5439, boul. Saint-Laurent, Montréal

514 507-7740

Prix: Tacos entre 3,50 $ et 4,50 $ chacun. Entrées entre 5 $ et 13,50 $ (pour un plat d'ailes de poulet piquantes à partager). Desserts entre 3,50 $ et 4 $.

Carte de vins: Chez Maïs, on boit plutôt de la bière, mexicaine ou pas, de la tequila, du mezcal, du whisky, des margaritas... Adoré le «Ginger Ale» maison, fait avec un sirop très fort en gingembre frais, juste assez sucré et allongé avec de l'eau gazeuse.
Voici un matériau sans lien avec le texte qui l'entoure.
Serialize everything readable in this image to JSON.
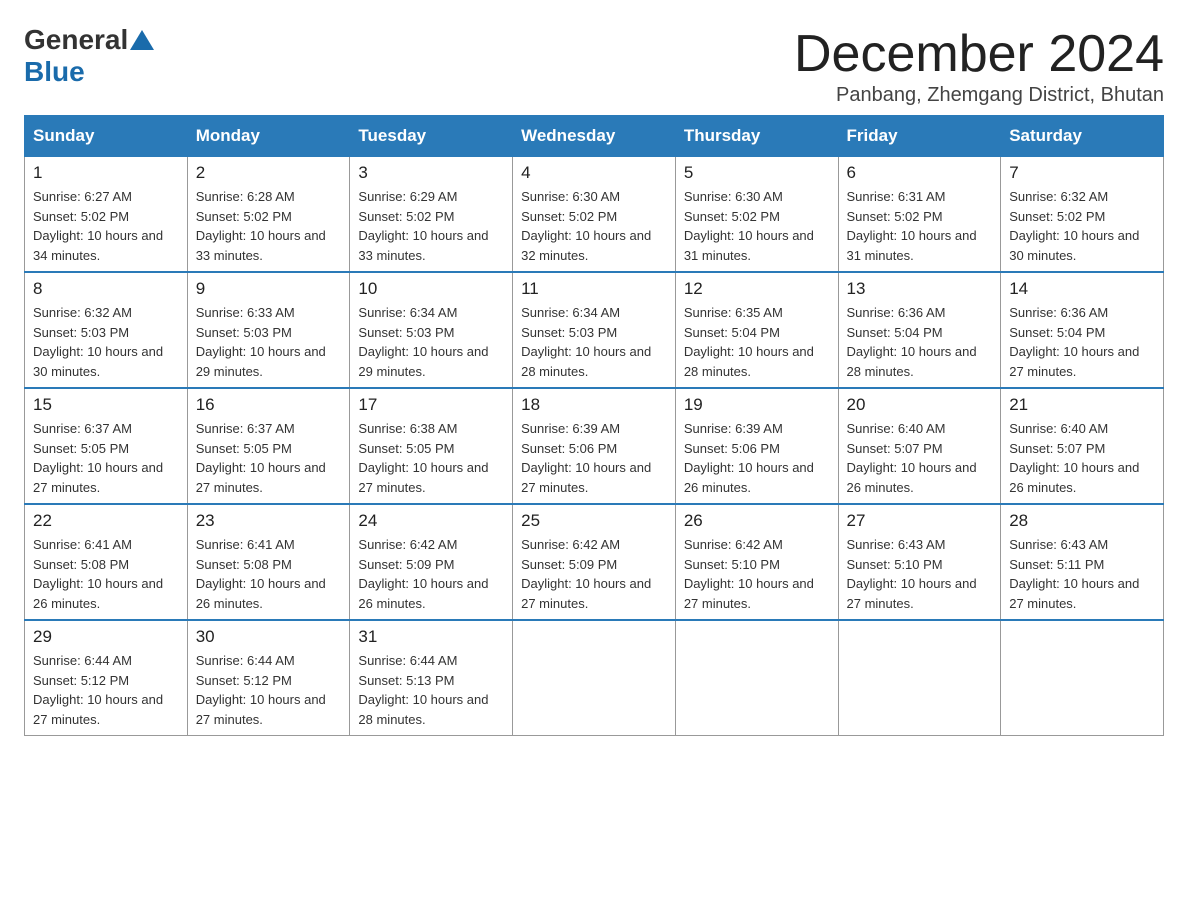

Service: Efficace, sympathique.

Atmosphère: Le lieu est bruyant, animé. On y retrouve toute la faune du Mile End, super hipster, avec chemises à carreaux, barbes, qui se fait la conversation dans toutes les langues, assise au bar ou à la grande table commune.

À noter: Maintenant ouvert le midi avec des plats très simples, sans service aux tables.

Décor: Rétro-vintage, avec lampions et ampoules suspendues dans des cages, tables de bois récupéré, cuisine ouverte...

Point positif : La carte est courte, mais chaque plat est soigneusement et savoureusement pensé et préparé.

Point négatif : On ne peut pas réserver et on peut seulement payer en argent liquide. Et ce serait super que toutes les tortillas utilisées soient fabriquées sur place, car celles qui le sont, les tostadas des entrées, sont réellement réussies.

On y retourne? Oui, en courant.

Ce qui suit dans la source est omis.